JL: That’s exactly what I wanted to ask about next. In terms of public opinion and the turnaround you’re describing, have you seen anything else like it?

O’Donnell: Two years ago I marched in the gay Pride parade, and I gave my sticker to a handsome young man, and he said to me, “Well what have you ever done?” I said, “I passed marriage equality.” He said, “You what? You had to pass that?” Okay. So that’s more than a little hurtful, I can assure you.

I put my blood and guts into making this happen. I exposed my family to a lot of things. I got death threats. As the expression goes, success has a million mothers and failure is an orphan. I have been to more fundraising events from more organizations who take credit for marriage equality passing, some of whom did not do a God damn thing.

So legislation, the first thing you have to learn is you have to learn how to count. Can you count? Because we need 76 votes in my house. So once the first vote was taken, it was my job to hold onto those votes, which is a very different art than getting them.

JL: How so?

O’Donnell: Well I had to be nice to people, some of whom I didn’t like! [Laughs.] They would say to me, “Well this is really important to me.” And I would think, well that’s a stupid idea, but I can’t vote against what they want because they are taking this big vote for me.

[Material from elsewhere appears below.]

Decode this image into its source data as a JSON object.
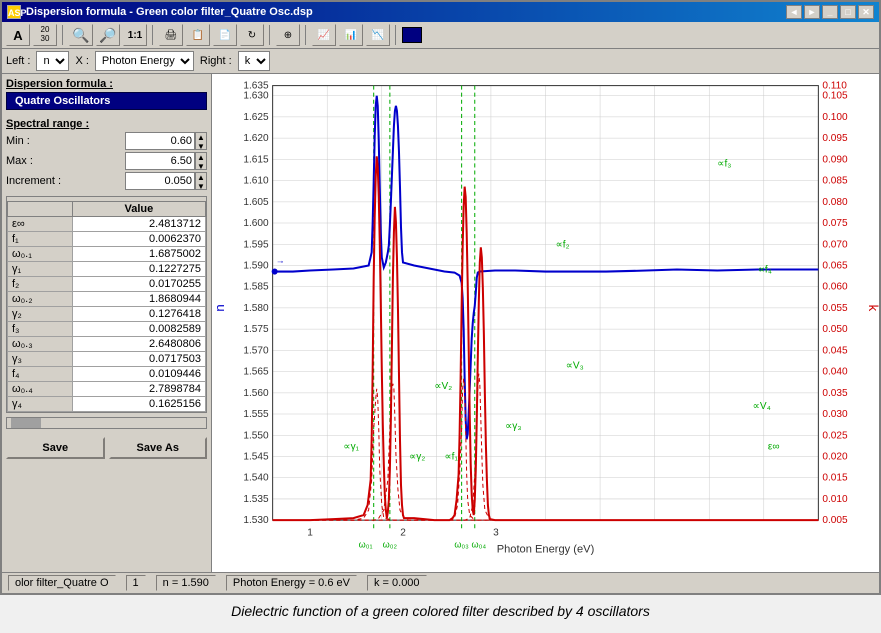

So for five years, all I did was marriage, and I saw everyone through the prism of whether they were supporting my equality or they weren’t.

JL: What lessons are there to be learned for younger activists today who were just kids at the time? Or are there things you think they’re maybe less willing to embrace?

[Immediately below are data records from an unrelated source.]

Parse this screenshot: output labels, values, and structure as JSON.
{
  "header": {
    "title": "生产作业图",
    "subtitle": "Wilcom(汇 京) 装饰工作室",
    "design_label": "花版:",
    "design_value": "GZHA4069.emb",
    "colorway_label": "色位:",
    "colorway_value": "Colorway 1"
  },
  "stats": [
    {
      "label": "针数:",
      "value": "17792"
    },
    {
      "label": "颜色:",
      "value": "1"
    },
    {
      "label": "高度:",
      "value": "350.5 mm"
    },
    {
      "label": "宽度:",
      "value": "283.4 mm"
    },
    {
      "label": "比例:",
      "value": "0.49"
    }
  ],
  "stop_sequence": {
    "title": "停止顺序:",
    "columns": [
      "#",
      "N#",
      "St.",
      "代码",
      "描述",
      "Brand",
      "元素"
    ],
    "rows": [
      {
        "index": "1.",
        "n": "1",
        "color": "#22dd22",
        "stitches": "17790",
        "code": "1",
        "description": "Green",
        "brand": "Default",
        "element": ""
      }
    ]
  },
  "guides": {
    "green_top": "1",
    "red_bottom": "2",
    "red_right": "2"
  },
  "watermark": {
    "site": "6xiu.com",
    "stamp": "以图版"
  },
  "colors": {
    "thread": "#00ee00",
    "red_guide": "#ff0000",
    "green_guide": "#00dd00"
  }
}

O’Donnell: No, I don’t think they’re not willing to embrace them. I think they have no sense of history. I know highly educated young gays who don’t understand the history of AIDS, and when the pandemic started, I hadn’t felt that kind of terror and panic since the beginning of the AIDS crisis. Because that cancer was affecting a community who society at large either dismisses or hates, nothing was done, and that provoked quite a bit of anger.

And if you go back to Stonewall, Stonewall was a riot started by Black trans women who were sick and tired of being beaten by the police. It wasn’t – it didn’t start so pretty, let me put it that way. So I think there’s a lack of general knowledge on what it took, what it took to survive, what it took to be brave during those times. When I first got to Albany, I had colleagues say “I don’t know any gay people.” And I would say “Well, do you go out of your house?” But there was this culture where uncle Johnny shared a house with uncle Tony, and, you know, no one talked about what that was when they all knew what it was.

No judgement on that subject, but a lot of work, a lot of time.